MOTOLEGGERA

Guzzi wil echter meer succes en dus stort de 'fabriek van de liggende eencilinders zich ook op de markt van de echt lichte fietsjes. Al in 1946 verschijnt {de Motoleggera}, een 65 cc tweetakt. Het 2 pk sterke motorfietsje weegt 45 kilogram en perst er een top van 50 kilometer uit De Motoleggera blijkt een onvervalst kassucces. In drie jaar tijd worden er meer dan 50.000 aan de man gebracht. Volgens Guzzi-traditie is de Motoleggera opvallend rood gekleurd én zuinig: met twee liter mengsmering komt de lichte Guzzi-telg 100 kilometer ver.

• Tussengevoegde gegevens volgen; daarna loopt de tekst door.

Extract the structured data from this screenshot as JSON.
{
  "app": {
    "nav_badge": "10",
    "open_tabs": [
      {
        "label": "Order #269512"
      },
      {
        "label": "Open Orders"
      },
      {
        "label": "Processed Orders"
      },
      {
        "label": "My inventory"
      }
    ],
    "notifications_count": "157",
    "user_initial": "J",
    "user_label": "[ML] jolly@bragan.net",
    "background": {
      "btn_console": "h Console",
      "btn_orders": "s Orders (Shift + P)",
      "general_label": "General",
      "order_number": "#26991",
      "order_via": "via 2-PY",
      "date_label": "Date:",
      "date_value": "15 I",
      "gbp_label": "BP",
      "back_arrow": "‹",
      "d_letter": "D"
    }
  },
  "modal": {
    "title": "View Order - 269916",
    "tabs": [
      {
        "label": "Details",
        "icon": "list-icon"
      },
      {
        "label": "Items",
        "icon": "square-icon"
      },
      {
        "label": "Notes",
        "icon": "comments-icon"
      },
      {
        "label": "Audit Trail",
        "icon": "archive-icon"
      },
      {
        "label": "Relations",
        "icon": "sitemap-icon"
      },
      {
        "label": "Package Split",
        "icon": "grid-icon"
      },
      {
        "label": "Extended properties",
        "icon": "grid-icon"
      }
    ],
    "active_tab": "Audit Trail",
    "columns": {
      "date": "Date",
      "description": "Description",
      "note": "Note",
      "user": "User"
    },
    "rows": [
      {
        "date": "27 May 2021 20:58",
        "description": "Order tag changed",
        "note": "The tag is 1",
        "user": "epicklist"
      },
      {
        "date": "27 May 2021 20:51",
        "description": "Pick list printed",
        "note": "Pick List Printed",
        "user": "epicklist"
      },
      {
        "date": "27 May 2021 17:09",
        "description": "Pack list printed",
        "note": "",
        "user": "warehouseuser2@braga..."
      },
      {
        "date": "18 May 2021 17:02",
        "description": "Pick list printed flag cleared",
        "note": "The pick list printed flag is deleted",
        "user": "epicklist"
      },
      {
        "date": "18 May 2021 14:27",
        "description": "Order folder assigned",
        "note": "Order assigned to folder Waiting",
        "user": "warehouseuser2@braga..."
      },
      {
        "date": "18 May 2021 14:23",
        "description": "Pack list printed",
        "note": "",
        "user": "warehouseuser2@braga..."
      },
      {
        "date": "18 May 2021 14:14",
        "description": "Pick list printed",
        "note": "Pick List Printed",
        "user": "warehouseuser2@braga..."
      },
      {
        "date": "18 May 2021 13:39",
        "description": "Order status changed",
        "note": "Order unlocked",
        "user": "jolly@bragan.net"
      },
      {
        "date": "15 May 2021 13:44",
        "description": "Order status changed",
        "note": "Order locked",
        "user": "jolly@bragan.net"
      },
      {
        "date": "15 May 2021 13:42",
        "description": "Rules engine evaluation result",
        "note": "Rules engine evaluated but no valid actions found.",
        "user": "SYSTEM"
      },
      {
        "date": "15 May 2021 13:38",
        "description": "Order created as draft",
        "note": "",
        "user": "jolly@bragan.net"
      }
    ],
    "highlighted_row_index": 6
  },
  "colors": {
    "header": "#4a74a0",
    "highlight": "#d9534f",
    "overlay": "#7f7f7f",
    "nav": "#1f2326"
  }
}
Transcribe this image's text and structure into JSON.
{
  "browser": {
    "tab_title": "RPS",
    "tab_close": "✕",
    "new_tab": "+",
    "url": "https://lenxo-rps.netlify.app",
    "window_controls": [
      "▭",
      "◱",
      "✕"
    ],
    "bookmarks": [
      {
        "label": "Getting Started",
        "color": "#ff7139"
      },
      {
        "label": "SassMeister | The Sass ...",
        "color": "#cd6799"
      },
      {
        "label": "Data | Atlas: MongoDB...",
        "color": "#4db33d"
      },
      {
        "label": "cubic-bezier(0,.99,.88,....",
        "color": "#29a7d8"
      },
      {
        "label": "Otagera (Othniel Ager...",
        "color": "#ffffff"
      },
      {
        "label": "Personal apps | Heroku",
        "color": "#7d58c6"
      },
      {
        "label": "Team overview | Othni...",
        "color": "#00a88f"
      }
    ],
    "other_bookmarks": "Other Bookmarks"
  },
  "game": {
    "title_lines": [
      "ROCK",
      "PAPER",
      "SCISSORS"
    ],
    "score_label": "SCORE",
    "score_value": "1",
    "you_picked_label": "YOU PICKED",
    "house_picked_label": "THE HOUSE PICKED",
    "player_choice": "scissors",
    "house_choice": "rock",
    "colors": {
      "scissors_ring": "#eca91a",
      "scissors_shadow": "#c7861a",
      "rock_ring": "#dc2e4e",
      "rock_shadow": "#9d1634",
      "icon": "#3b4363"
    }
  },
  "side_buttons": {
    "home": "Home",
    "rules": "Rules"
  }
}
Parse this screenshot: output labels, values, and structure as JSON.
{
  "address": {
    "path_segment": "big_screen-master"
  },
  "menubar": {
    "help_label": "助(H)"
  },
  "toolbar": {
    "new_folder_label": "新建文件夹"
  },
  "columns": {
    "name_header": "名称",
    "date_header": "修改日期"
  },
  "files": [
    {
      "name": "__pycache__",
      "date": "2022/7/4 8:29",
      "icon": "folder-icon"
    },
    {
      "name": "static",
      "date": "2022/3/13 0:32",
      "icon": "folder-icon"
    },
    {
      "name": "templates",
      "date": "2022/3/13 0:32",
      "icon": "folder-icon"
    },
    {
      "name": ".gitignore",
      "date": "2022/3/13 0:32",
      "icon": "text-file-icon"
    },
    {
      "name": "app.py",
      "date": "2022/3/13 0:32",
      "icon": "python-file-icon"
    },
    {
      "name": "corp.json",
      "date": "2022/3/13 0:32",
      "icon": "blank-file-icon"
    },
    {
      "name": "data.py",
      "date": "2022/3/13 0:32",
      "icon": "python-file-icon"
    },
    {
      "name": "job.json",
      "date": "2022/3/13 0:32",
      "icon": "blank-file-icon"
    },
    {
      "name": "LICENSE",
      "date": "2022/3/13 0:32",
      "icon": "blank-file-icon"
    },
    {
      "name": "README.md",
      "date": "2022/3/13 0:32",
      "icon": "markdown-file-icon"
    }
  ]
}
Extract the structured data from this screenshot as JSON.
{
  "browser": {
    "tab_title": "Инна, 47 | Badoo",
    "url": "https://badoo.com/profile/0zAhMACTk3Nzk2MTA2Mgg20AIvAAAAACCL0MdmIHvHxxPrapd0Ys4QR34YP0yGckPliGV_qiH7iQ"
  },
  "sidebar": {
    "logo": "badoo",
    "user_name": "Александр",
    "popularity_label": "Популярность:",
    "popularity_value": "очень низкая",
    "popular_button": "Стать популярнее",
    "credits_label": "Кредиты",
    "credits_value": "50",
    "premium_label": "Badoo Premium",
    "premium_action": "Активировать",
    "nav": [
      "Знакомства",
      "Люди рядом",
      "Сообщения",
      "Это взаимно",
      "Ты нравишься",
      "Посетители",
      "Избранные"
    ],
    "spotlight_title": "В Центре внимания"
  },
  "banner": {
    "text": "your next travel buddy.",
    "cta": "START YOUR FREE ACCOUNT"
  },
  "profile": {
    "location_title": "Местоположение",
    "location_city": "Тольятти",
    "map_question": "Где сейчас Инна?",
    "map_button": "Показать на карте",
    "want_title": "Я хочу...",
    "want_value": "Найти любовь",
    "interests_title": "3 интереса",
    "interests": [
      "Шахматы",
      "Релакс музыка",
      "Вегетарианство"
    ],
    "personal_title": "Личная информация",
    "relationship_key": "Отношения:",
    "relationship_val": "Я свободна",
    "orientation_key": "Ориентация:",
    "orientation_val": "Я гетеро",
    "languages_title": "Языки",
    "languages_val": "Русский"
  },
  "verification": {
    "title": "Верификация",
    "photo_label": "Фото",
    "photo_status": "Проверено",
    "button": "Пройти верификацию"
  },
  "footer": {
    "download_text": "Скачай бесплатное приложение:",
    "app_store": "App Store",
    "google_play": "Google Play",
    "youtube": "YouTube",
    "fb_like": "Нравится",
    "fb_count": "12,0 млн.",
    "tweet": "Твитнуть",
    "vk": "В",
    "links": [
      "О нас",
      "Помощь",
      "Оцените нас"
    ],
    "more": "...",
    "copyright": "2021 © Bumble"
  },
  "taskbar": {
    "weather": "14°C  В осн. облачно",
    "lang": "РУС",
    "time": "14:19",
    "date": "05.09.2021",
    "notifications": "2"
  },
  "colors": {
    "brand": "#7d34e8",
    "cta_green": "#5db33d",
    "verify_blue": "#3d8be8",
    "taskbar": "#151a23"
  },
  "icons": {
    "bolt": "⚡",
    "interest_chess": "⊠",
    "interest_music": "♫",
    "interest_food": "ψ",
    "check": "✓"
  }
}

Uiteraard kan de fabriek het niet laten om met het 65 cc'tje enkele snelle experimenten uit te voeren. Na 27 wereldrecords in 1948 in Saxson en Monza doet Guzzi het in 1950 nog eens dunnetjes over en verpulveren vele records in de klasse tot 100 cc. Onder andere over de niet misselijke afstand van 1000 km. De tot 75 cc opgehoorde Motoleggera legt deze proef af met een gemiddelde van ruim 105 kilometer'

De aansprekende verkoopcijfers in de lichte motorklasse stimuleren tot nieuwe initiatieven. In 1950 betreedt de fabriek ook de markt van de scooter. Guzzi lanceert de Galletto. Een hybride avant-la-lettre met z'n bescherming van een scooter en z'n hoge wielen en wegligging van een motorfiets. De viertakt Galletto is zestien jaar lang een kassucces en ondergaat in die jaren een opwaardering van 160 cc naar {175} en uiteindelijk {192 cc}. De laatste versie is verkrijgbaar in grijs, maar veel liefhebbers kiezen voor de duurdere optie: een Galletto in Guzzi-rood . In 1954 volgt de {Cardellino} de Motoleggera op. Deze motor staat elf jaar op het programma en groeit in die tijd in omvang: van 65 cc naar {75} en uiteindelijk 85 kubieke centimeter. De 5 pk sterke Cardellino is met z'n top van 65 kilometer een vlotte en vooral handelbare tweewieler. Voorzien van grote metalen zijkoffers draagt de dienstfiets vooral veel Italiaanse postbodes in het zadel.

FALCONE

Wie uit het voorafgaande opmaakt dat Guzzi na de oorlog definitief afscheid heeft genomen van de 500 cc-eenpitter, heeft het bij het verkeerde eind. Tradities zijn er om in ere te worden gehouden en dus brengt de fabriek de {Astore} en {Falcone} uit. Het laatste model is de succesvolste van de twee. De Falcone is zeventien jaar lang een goed verkopende motorfiets. Liefhebbers van de klappen van de oprechte eenpitter kiezen voor deze stamper uit Mandello. Daarnaast valt de Falcone bijzonder in de smaak als dienstmotorfiets. Divisies van de politie en diverse legereenheden geven de voorkeur aan de misschien wat tamme, maar niet af te beulen Falcone.

In het verdere verloop van de jaren vijftig en zestig ontpopt Guzzi zich als de belangrijkste Italiaanse producent van lichte motorfietsen. In 1955 verschijnt {de Zigolo}. De 98 cc is bedoeld om de kloof tussen de lichte Motoleggera en de Galletto te dichten. De Zigolo is een voorbeeld van een voor iedereen toegankelijk vervoermiddel. Aan de geheel in grijs uitgevoerde tweetakt is nauwelijks enig chroom te bespeuren. Het enige wat blinkt is de uitermate aantrekkelijke prijs. In 1956 lanceert Guzzi {de Lodola}, een 175 cc viertakt. Op zich niet wereldschokkend ware het niet dat het model laatste technische bijdrage van grondlegger Cario Guzzi is.